Surface Enhanced Raman Scattering (SERS) has attracted explosive interest for the wealth of vibrational information it provides with minimal invasive effects to target analyte. Nanotechnology, especially in the form of noble metal nanoparticles exhibit unique electromagnetic and chemical characteristics that are explored to realize ultra-sensitive SERS detection in chemical and biological analysis. Graphene, atom-thick carbon monolayer, exhibits superior chemical stability and bio-compatibility. A combination of SERS-active metal nanostructures and graphene will create various synergies in SERS.
The main objective of this research was to exploit the applications of the graphene-Au tip hybrid platform in SERS. The hybrid platform consists of a periodic Au nano-pyramid substrate to provide reproducible plasmonic enhancement, and the superimposed monolayer graphene sheet, serving as “built-in” Raman marker. Extensive theoretical and experimental studies were conducted to determine the potentials of the hybrid platform as SERS substrate. Results from both Finite-Domain Time-Domain (FDTD) numerical simulation and Raman scattering of graphene suggested that the hybrid platform boosted a high density of hotspots yielding 1000 times SERS enhancement of graphene bands.
Ultra-high sensitivity of the hybrid platform was demonstrated by bio-molecules including dye, protein and neurotransmitters. Dopamine and serotonin can be detected and distinguished at 10-9 M concentration in the presence of human body fluid. Single molecule detection was obtained using a bi-analyte technique. Graphene supported a vibration mode dependent SERS chemical enhancement of ~10 to the analyte.

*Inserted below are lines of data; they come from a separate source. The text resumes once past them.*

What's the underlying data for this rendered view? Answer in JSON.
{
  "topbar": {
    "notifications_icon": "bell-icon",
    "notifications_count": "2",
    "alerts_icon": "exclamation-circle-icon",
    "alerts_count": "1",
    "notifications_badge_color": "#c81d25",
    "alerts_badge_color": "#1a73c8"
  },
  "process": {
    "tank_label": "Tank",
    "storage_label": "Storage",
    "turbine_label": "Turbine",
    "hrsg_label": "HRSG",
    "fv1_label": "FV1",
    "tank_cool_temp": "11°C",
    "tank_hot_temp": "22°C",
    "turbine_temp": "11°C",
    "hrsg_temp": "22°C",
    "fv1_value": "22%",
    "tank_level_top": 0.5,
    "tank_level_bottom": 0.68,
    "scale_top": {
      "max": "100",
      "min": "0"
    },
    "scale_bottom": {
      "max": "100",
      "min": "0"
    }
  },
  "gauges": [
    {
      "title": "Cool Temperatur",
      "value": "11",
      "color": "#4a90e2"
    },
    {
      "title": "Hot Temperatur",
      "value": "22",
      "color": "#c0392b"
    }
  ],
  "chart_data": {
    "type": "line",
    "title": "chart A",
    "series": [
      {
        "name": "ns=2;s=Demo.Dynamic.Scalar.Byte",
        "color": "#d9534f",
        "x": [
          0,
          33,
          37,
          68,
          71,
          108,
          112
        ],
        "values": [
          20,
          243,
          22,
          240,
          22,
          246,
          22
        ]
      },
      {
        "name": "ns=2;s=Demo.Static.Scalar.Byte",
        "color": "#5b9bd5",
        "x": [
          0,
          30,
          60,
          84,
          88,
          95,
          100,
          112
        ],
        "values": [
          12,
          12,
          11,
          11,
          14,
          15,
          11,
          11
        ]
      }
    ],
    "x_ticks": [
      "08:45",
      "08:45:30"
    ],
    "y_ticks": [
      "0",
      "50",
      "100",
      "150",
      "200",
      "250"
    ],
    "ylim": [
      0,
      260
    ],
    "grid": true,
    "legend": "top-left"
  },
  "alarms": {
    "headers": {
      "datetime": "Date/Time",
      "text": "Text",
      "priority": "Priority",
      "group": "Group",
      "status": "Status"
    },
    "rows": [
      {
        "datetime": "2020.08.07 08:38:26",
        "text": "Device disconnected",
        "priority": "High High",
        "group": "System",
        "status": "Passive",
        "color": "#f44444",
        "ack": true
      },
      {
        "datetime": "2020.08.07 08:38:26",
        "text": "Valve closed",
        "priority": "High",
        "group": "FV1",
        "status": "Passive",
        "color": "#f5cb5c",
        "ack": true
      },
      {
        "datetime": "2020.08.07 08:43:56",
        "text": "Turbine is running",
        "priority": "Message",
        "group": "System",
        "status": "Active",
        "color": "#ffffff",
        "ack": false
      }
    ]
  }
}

Quantitative evaluation of hotspots was presented using spatially resolved Raman mapping of graphene SERS enhancement. Graphene plays a crucial role in quantifying SERS hotspots and paves the path for defining SERS EF that could be universally applied to various SERS systems. A reproducible and statistically reliable SERS quantification approach using the hybrid platform was proposed. The SERS mapping based approach not only leverages the ultra-sensitivity but also minimizes the spot-to-spot variations.
Feasibility of biomedical diagnosis with the hybrid platform was exploited by colon cancer cell sensing and time-dependent SERS of amyloid β protein monomer. The capabilities of the platform are demonstrated by colon cancer cell detection in simulated body fluid background with cell concentration down to 50 cells /mL. Sensitivity of 95% was evidenced by Principle Components Analysis (PCA). Besides, a noticeable evolution profile of the Aβ SERS peaks was observed and attributed to the Aβ configurational change. Taken together, the results suggested the graphene-plasmonic hybrid platform can potentially deliver a biomedical detection and diagnostic imaging platform with superior sensitivity and resolution.